Vaticano: Papa pede fim da «indústria da guerra» e apela à «redistribuição» de recursos no encerramento do Jubileu

Em dia de Reis, Leão XIV afirmou que a esperança deve ter «os pés bem assentes na terra» para combater as desigualdades

Foto: Vatican Media

Cidade do Vaticano, 06 jan 2026 (Ecclesia) – O Papa defendeu hoje, no Vaticano, que o Jubileu de 2025 deve deixar como legado uma justiça fundada na partilha, apelando à redistribuição de bens e ao fim da “indústria da guerra”.

“Que o Reino de Deus cresça, que as suas palavras se realizem em nós, que os estrangeiros e os adversários se tornem irmãos e irmãs, que em vez das desigualdades haja equidade, que em vez da indústria da guerra se afirme o artesanato da paz”, disse Leão XIV, antes da recitação do ângelus, desde a varanda central da Basílica de São Pedro.

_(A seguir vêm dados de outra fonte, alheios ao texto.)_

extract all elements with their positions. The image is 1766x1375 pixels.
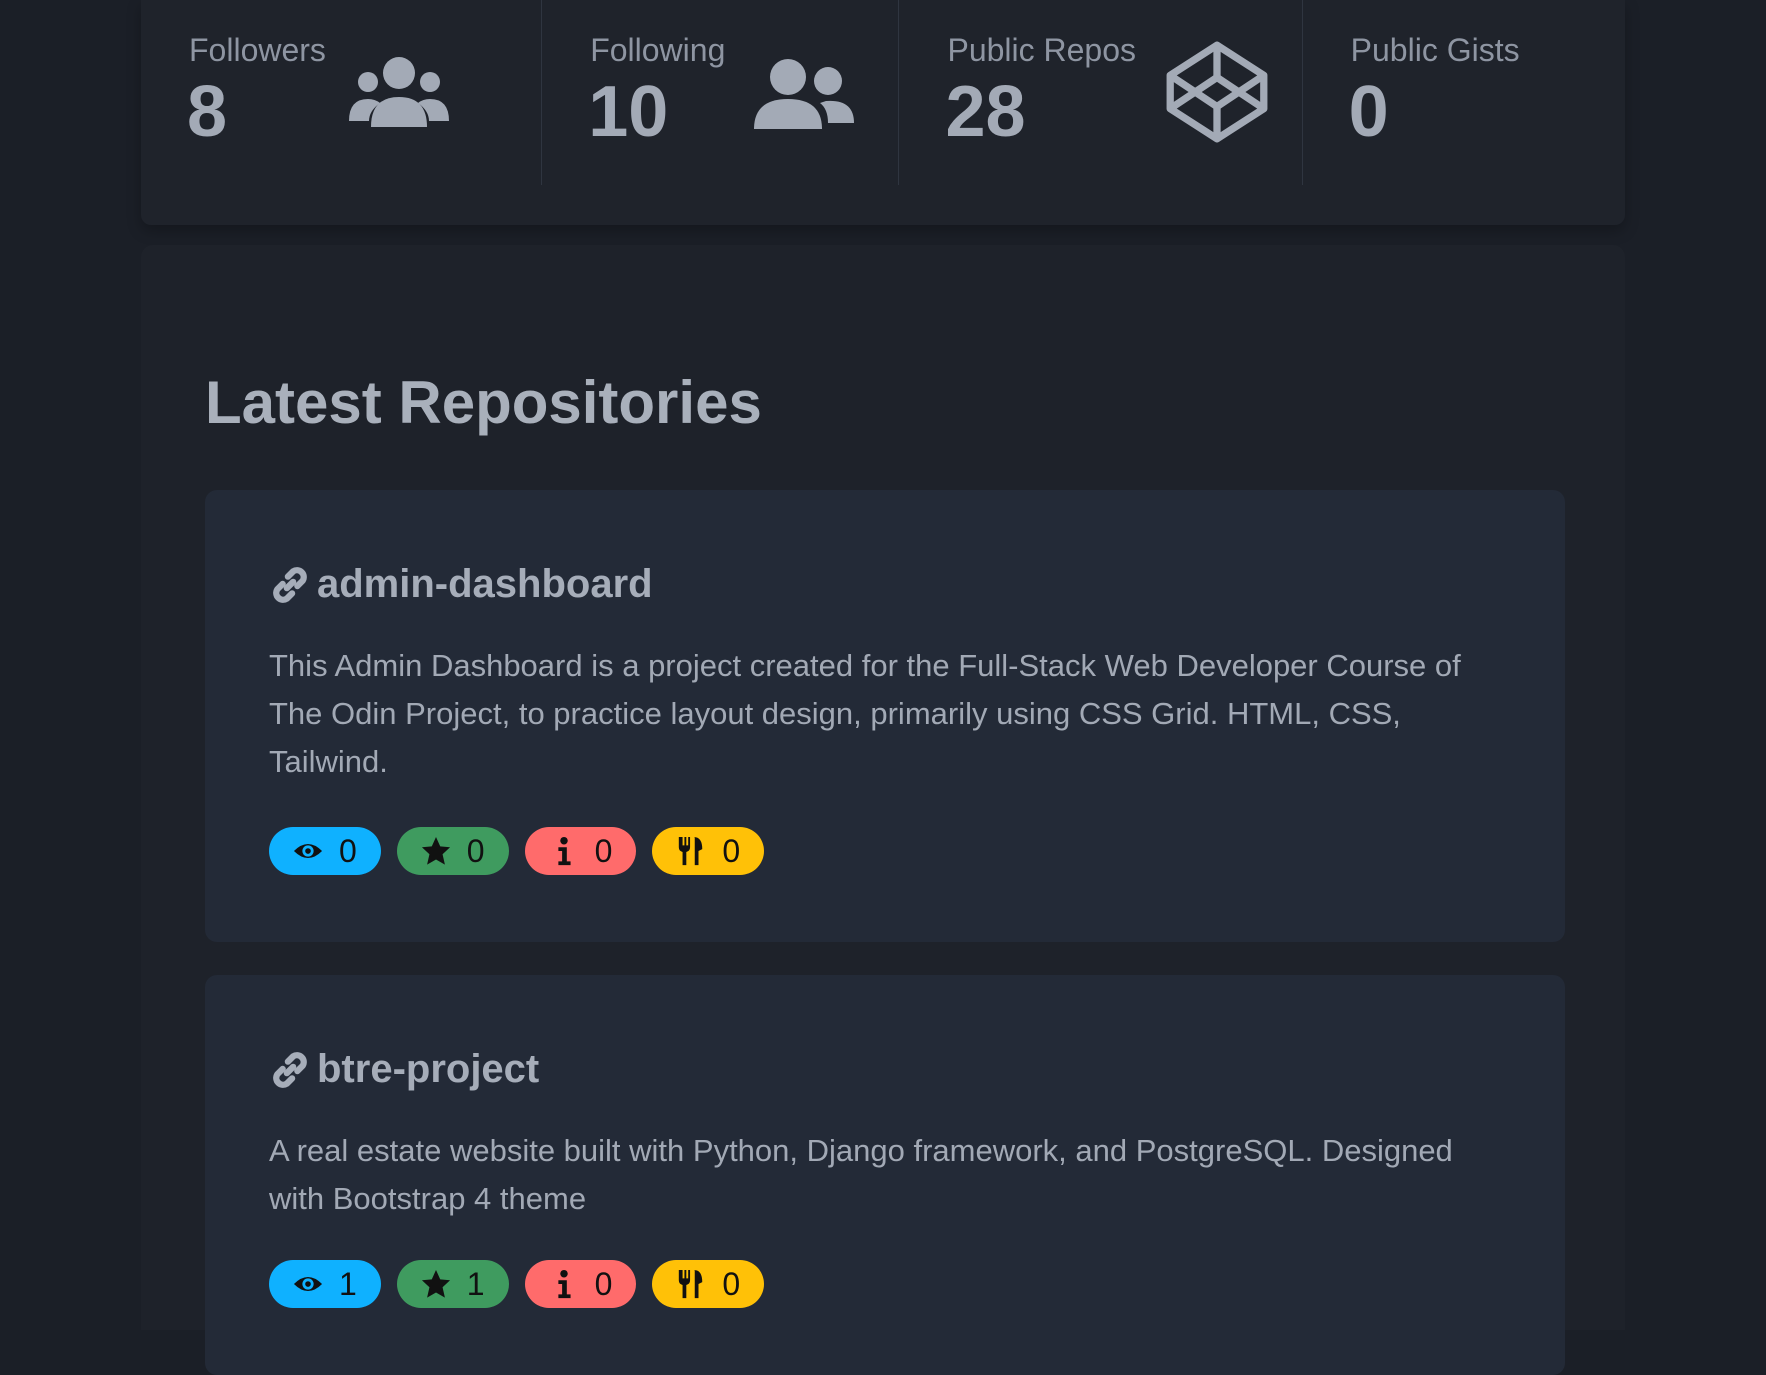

Na solenidade da Epifania, em que se assinalou o encerramento do Jubileu, o pontífice sustentou que o Ano Santo quis inspirar uma ação em favor da “justiça fundada na gratuidade”.

“Ele tem em si mesmo o apelo a reorganizar a convivência, a redistribuir a terra e os recursos, a devolver ‘o que se tem’ e ‘o que se é’ aos sonhos de Deus, muito maiores que os nossos”, apontou.

Segundo o Papa, a esperança celebrada no Jubileu “vem do céu, mas para gerar uma nova história aqui em baixo”.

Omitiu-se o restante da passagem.